Donc quand je vais mourir…
J’aime bien le texte parce que c’est un endroit où l’on peut parler de la mort un peu comme autour d’une bonne bière, c’est-à-dire tranquille, comme pour un match amical, bon mais moi c’est le texte parce que je ne bois pas de bière et ne fait pas de match.
Quand je vais mourir (donc c’est un texte qui parle aussi de la mort, je ne l’ai pas assez précisé au début, et j’ai un collègue qui veut mieux savoir de quoi parle mes textes, donc là c’est la vis et la mort en fait… mais vu à partir de la jambe), cette vis là, parce que des vis il y en avait plein d’autres après mon opération du genou, mais résorbables (vis d'interférences résorbables), là cette vis dont je vous parle, dans ce texte sur la vis et la mort, cette vis de la mort, elle est en titane et elle va rester.
Toujours aucun intérêt. Là on sait bien de quoi tu causes mon ami, mais rentre chez toi, enfin restes-y, fais un scrabble ou je sais pas, mais c’est pas intéressant… si, si, attendez un peu, j’ai pas fait de suspens avec la mort j’en fais un peu avec la sorte de mort, la manière.
Bon alors moi comme un bon gars de mon siècle je veux bien sûr pas du tout aller dans la 4ème place du caveau de Pontault-Combault dans lequel mon père a mis mes grands parents, puis prévoit d’y mettre lui-même et puis comme il est sympa et qu’un quatre places c’est proportionnellement moins cher qu’un deux places, je ferai son quatrième, trop cool.
Non, moi, rider de feu, tête brûlée, chaud lapin, je veux, enfin je préfère être incinéré.
Je préférerais largement un traitement à froid, j’aime le froid, mais là il ne s’agit pas de vacances ou de stage systema, il s’agit de mourir, de disparaître, donc la cuisson rapide, mais très rapide par pitié, nucléaire si vous avez, c’est ce qu’il y a de mieux je trouve. Bon d’accord avec Céline : en terre, le squelette ressemble toujours mieux à un homme, mais ça c’est quand on veux pas mourir, mais quand on est mort, il paraît quand ne demande plus rien.
Après ce chapitre très dimanche soir (mais là au moins je crois que mon collègue préféré et toute la terre ont bien compris de quoi parle le texte), je vais enfin dire pourquoi ça m’intéresse cette vis en titane et que si j’avais su j’aurais préalablement demandé au chirurgien l’autorisation de graver une petite cacedédi, un petit mot, un pense-bête sur cet élément rapporté de mon corps.

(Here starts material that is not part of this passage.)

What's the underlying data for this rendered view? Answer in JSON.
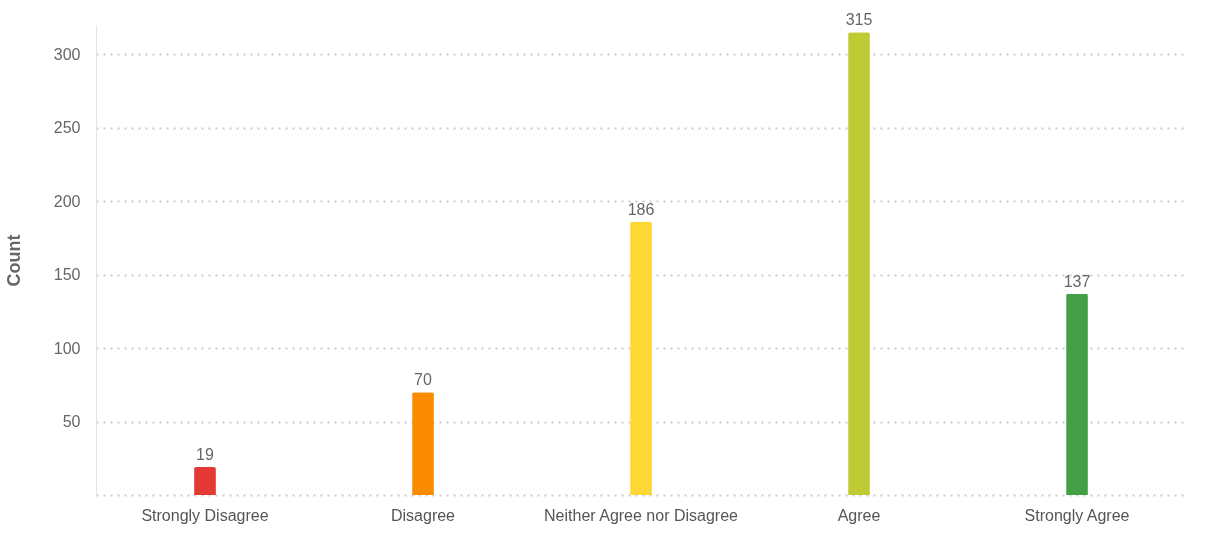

Je vais donc être réduit en cendres (850°), installé dans une urne par le ramasseur de cendres et le metteur de cendres en urne. Je prendrais une petite boîte modeste – mais une urne d’artiste - où certainement le ramasseur et le metteur sont une même personne. Si cet employé a suffisamment d’humour ou s’il est très consciencieux ou si ce texte peut avoir une fonction « dernières volontés », il y mettra la vis (le titane devient liquide à 1900°), tranquille sur son lit de cendres, et là une personne proche pourra recueillir cette offrande mi-tristesse mi-quincaillerie.
La vis sera muette, mais s’il avait dit Salut ma poule ou Bien l’bonsoir, ça aurait assuré pas mal… comme je vous ai dit je n’ai pas demandé l’option.
En fait je voulais écrire un texte sur les lieux culturels qui ouvrent dans les quartiers réputés agités ou louches ou craignos puis lancer campagne pour que l'opération équivalente, sorte de jumellage, ait lieu en retour : à chaque fois qu’une telle chose arrive, autant de m2 doivent être réservés pour l’accueil d’un espace culturel de ces quartiers périphériques dans les beaux quartiers (réputés tout court) du centre.
J’en aurai profité pour placer un petit compte-rendu de visite du 104, fait de la réjouissance d’une ouverture de vide, de Carrefour sans produit, de Pompes funèbres sans mort et de centre d’art sans art. Juste de la promenade.